SEBI to announce new rules for insider trading, share buyback

Our Bureau Updated - March 12, 2018 at 09:12 PM.

The Securities and Exchange Board of India (SEBI) is set to come out with new guidelines to curb insider trading soon. The market watchdog also plans to come out with new rules for share buyback in order to protect and reward the interest of shareholders.

According to SEBI Chairman, U K Sinha, the current regulations on insider trading was “old” and lot of developments have taken place recently necessitating changes in the regulations.

“We have set up a committee to look into the matter of insider trading and they will start their work soon. We are hopeful of coming out with the necessary regulations by the end of this year,” Sinha said at an interactive session organised by the Confederation of Indian Industry here on Tuesday.

Shareholding norms

The capital market regulator also came down heavily on listed private companies which had not initiated steps to increase public shareholding to a minimum of 25 per cent.

In late 2010, SEBI had come out with norms asking private companies to maintain a minimum shareholding of 25 per cent and had given a deadline of June 2013 to make themselves compliant with the norms.
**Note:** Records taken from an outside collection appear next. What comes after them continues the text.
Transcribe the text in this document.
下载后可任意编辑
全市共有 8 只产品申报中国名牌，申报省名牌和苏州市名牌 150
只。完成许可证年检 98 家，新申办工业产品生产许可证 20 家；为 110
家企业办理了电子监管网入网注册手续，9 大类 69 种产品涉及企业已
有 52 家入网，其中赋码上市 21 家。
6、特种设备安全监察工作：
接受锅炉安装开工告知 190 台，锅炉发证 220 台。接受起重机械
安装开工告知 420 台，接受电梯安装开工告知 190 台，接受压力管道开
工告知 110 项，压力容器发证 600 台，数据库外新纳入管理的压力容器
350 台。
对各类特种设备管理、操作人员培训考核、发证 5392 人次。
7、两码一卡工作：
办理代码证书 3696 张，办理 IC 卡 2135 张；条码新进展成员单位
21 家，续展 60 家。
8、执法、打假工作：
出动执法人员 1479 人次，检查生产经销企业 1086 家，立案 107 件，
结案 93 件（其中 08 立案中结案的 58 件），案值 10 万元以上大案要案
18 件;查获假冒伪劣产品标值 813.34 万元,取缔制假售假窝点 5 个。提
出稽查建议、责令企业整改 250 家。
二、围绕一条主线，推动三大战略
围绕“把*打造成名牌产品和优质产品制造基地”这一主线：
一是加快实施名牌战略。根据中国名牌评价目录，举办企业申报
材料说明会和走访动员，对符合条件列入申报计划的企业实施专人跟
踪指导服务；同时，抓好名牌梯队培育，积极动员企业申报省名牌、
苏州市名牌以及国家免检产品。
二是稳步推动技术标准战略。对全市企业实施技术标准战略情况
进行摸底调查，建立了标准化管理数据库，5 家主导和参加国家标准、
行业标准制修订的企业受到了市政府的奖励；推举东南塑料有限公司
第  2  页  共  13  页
According to Sinha, there were 200 such private companies, which were non-compliant. However, nearly 112 companies have initiated steps to increase their public shareholding to the mandated levels.

While trading has been suspended for 37 out of those 200 companies, nearly 51 companies have not initiated any measure to comply with the norms, he said.

“I don’t want to issue a threat to them in this meeting but I have made it very clear that those who will not follow SEBI guidelines for minimum public shareholding will suffer the consequences. And those consequences are not very difficult to assume,” he said.

Chit Funds

The SEBI Chief also expressed concern over the mushrooming chit fund industry in the eastern region.

According to Sinha, the Central Government should formulate new laws to set up a ‘single regulator’ to take action against such companies.

A number of investors, particularly in the eastern part of the country, were choosing to get into investment schemes which were “not legal,” he said.

“People are raising money by promising investors that it would be doubled in four years. Companies are also giving 15-25 per cent commission to agents. I just cannot think of any legitimate business where people can get that kind of rate of returns,” he said.